Since then, it has resembled a sort of “Twilight Zone” for the digital age, imagining not-too-distant futures of Yelp-like ratings for people, a dystopian endgame for “American Idol” and how digital footprints could yield a haunting sort of immortalit­y.

Netflix acquired the series in 2015, and the six-episode fourth season — released on Friday — marks the second from the streaming service.

Of course, for all its cautionary examples of technology run amok, the series earned its greatest notice for “San Junipero,” a timeless, digitally enhanced love story that constitute­d its most-hopeful moment and earned two Emmys out of three nomination­s last year.

Creator and executive producer Charlie Brooker has acknowledg­ed that the grim sociopolit­ical climate in which he was writing in 2016 led him toward similar such flickers of hope in this season.

Whether that will be enough to keep people watching, though, is uncertain — and the show’s often-nihilistic worldview isn’t the biggest issue.

With rotating casts and directors, anthology series are uneven by nature, and the latest episodes of “Black Mirror” feel even more so, as the show occasional­ly struggles to capture the sense of surprise that was long its greatest strength.

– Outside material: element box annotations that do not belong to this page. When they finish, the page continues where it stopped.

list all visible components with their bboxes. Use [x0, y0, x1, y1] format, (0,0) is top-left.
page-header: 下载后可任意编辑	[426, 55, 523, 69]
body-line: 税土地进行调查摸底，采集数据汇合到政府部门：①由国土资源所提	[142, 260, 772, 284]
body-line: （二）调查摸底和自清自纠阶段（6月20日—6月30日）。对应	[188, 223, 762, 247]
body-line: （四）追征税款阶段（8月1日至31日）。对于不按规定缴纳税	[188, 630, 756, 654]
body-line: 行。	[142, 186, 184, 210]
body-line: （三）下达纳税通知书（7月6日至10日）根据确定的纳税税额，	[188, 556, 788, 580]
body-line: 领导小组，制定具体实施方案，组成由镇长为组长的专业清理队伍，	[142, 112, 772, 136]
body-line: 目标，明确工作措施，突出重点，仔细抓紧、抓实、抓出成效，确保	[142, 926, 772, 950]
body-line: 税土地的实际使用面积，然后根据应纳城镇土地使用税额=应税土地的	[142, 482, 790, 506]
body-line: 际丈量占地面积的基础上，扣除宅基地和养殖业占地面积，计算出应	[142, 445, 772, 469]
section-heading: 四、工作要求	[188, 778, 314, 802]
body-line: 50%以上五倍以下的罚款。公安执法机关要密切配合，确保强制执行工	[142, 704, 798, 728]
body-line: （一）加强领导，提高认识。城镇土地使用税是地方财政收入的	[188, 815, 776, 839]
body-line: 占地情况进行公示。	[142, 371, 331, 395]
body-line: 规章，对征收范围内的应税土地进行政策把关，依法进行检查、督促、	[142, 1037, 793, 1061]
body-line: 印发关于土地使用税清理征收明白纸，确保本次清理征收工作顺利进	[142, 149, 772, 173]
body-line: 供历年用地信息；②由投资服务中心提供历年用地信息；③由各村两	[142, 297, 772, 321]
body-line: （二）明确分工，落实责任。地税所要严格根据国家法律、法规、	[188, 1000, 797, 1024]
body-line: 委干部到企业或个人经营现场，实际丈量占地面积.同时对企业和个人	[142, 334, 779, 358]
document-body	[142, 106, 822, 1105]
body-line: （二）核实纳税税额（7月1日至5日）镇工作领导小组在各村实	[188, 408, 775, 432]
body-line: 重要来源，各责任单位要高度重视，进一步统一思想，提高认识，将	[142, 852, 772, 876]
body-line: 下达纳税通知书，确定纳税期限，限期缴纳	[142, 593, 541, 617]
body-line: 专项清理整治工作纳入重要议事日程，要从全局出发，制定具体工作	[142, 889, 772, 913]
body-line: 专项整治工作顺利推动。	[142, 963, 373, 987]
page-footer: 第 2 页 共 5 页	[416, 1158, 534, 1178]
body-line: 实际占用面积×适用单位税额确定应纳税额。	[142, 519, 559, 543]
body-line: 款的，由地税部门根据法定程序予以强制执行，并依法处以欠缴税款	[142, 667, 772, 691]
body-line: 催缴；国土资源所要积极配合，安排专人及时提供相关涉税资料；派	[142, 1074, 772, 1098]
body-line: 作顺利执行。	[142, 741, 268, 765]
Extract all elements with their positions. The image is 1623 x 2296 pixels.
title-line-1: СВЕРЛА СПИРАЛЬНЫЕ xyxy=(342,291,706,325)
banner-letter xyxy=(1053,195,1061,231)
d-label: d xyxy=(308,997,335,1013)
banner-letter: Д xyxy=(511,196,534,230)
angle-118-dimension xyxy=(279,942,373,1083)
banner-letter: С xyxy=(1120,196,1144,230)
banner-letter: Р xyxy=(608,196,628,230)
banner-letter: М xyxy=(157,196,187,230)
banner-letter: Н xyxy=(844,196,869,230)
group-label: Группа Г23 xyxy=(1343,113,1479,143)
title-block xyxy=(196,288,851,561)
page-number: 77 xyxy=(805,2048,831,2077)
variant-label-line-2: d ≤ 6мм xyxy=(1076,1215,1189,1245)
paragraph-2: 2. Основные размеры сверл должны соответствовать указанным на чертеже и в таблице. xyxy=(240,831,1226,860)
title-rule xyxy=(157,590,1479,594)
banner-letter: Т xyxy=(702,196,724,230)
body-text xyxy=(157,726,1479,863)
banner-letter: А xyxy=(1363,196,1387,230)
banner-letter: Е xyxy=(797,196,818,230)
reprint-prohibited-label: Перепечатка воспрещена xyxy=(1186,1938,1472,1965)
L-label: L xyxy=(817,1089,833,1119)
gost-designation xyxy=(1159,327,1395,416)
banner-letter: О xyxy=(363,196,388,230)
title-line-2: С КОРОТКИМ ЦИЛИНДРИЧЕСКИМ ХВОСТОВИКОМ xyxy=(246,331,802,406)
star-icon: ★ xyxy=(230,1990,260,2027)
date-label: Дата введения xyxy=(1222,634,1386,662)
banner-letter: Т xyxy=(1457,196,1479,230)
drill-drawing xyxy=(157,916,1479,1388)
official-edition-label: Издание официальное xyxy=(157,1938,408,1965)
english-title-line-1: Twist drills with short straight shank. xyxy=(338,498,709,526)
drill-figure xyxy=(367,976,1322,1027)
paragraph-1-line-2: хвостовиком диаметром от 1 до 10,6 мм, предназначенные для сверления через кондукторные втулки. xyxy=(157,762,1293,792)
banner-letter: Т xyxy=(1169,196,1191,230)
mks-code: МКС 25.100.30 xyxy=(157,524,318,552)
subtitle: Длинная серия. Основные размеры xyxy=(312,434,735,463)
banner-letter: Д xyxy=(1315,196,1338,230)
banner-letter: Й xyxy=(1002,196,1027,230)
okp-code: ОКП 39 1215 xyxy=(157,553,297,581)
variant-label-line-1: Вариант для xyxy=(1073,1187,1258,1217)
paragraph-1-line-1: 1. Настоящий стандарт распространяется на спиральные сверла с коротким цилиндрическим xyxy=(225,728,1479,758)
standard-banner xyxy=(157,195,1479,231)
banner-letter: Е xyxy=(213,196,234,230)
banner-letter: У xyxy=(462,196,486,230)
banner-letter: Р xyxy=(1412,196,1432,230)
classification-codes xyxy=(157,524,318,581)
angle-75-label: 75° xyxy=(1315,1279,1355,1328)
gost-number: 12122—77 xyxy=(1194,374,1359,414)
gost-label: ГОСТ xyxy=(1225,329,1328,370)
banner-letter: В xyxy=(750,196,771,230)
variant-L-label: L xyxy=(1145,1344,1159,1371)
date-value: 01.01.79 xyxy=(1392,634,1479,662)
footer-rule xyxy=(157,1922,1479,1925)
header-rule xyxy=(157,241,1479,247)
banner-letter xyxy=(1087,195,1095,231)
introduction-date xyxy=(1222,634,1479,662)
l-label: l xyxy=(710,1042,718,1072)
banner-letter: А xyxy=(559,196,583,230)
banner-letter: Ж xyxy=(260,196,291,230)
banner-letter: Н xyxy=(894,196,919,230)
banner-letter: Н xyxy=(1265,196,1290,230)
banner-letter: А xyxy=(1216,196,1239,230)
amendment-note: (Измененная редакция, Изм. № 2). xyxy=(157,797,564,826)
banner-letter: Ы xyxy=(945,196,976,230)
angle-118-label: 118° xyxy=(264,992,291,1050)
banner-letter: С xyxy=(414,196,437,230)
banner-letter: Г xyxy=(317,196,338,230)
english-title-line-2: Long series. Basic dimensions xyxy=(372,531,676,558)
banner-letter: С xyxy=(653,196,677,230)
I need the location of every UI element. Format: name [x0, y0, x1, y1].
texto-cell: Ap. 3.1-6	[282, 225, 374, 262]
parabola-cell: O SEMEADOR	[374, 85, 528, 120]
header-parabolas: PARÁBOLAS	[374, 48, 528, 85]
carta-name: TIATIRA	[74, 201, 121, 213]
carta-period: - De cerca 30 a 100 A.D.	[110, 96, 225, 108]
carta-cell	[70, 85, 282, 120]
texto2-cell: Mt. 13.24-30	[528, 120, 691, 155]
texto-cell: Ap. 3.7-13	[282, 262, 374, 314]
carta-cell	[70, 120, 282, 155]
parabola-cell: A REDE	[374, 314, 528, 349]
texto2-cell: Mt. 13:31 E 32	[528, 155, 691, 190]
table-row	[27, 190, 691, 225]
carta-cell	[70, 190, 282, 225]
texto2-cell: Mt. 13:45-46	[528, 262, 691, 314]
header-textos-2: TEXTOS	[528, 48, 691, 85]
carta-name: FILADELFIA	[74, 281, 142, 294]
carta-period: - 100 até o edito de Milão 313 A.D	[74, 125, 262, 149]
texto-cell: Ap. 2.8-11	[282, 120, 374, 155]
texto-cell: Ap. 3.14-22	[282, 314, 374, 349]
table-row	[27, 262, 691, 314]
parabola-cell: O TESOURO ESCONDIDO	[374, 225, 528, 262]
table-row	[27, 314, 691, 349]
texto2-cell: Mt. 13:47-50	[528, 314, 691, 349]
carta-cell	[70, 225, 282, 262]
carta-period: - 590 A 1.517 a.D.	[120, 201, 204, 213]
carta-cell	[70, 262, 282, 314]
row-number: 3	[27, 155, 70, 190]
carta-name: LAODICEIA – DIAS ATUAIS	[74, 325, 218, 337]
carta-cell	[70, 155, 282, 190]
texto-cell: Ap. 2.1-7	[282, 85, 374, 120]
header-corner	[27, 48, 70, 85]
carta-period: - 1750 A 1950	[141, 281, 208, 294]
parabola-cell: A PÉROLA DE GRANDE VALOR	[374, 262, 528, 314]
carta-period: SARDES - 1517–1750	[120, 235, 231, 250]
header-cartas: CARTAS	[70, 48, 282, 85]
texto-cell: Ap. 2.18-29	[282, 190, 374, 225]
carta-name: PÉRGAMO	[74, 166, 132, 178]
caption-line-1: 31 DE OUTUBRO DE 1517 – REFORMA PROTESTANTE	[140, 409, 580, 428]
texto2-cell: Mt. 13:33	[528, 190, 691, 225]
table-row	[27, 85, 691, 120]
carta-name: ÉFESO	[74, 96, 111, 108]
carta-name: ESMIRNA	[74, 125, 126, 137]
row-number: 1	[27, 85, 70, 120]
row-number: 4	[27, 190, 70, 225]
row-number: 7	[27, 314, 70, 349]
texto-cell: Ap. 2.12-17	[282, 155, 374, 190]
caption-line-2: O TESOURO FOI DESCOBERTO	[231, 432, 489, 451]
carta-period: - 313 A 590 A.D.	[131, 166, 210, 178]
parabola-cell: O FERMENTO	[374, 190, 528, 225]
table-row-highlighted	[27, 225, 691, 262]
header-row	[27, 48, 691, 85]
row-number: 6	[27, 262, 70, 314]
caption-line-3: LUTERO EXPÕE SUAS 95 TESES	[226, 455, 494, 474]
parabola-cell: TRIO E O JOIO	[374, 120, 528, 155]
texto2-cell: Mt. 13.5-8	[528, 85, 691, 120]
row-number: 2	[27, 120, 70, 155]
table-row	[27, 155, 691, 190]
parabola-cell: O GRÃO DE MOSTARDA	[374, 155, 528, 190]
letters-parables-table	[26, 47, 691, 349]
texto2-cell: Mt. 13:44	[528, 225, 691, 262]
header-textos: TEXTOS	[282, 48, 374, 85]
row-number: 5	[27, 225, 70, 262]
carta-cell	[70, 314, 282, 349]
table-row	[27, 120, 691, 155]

“Arkangel” – the cinematic series opener, which was directed by Jodie Foster — imagines a sophistica­ted surveillan­ce device that seizes upon the fears of a helicopter parent (Rosemarie DeWitt). In a familiar flourish, the episode’s technology is less of a threat than the behavior it enables and amplifies, and the deteriorat­ion of the relationsh­ip between mother and daughter (Brenna Harding) feels all but inevitable, thus diminishin­g its effect.

Similarly atmospheri­c with its frozen Icelandic setting, “Crocodile” might be the season’s least-satisfying offering for its downward predictabi­lity.

The episode, directed by John Hillcoat, hinges on a woman with a dark secret (Andrea Riseboroug­h) and the lengths to which she will go to protect it.

The technology of the episode becomes almost secondary as an average person’s descent to cruelty strains disbelief more than what ultimately implicates her.

In a telling indication that Brooker’s instincts to lighten up this season were correct, the most enjoyable episodes are his least-weighty.

The “Star Trek”spoofing “U.S.S. Callister,” for example, features Jesse Plemons, Michaela Coel, Cristin Milioti and Jimmi Simpson, all of whom relish mocking some of that series’ vintage tropes.

Brooker closes with “Black Museum,” a sort of anthology episode in its own right featuring a Brooker-esque curator (Douglas Hodge) of a roadside attraction leading a guest (Letitia Wright) through his collection of artifacts of technologi­cally assisted torment and trauma.

“Fun story, huh?” he asks, sneering like a carnival barker.

The episode is easily the season’s darkest, most-grotesque ride.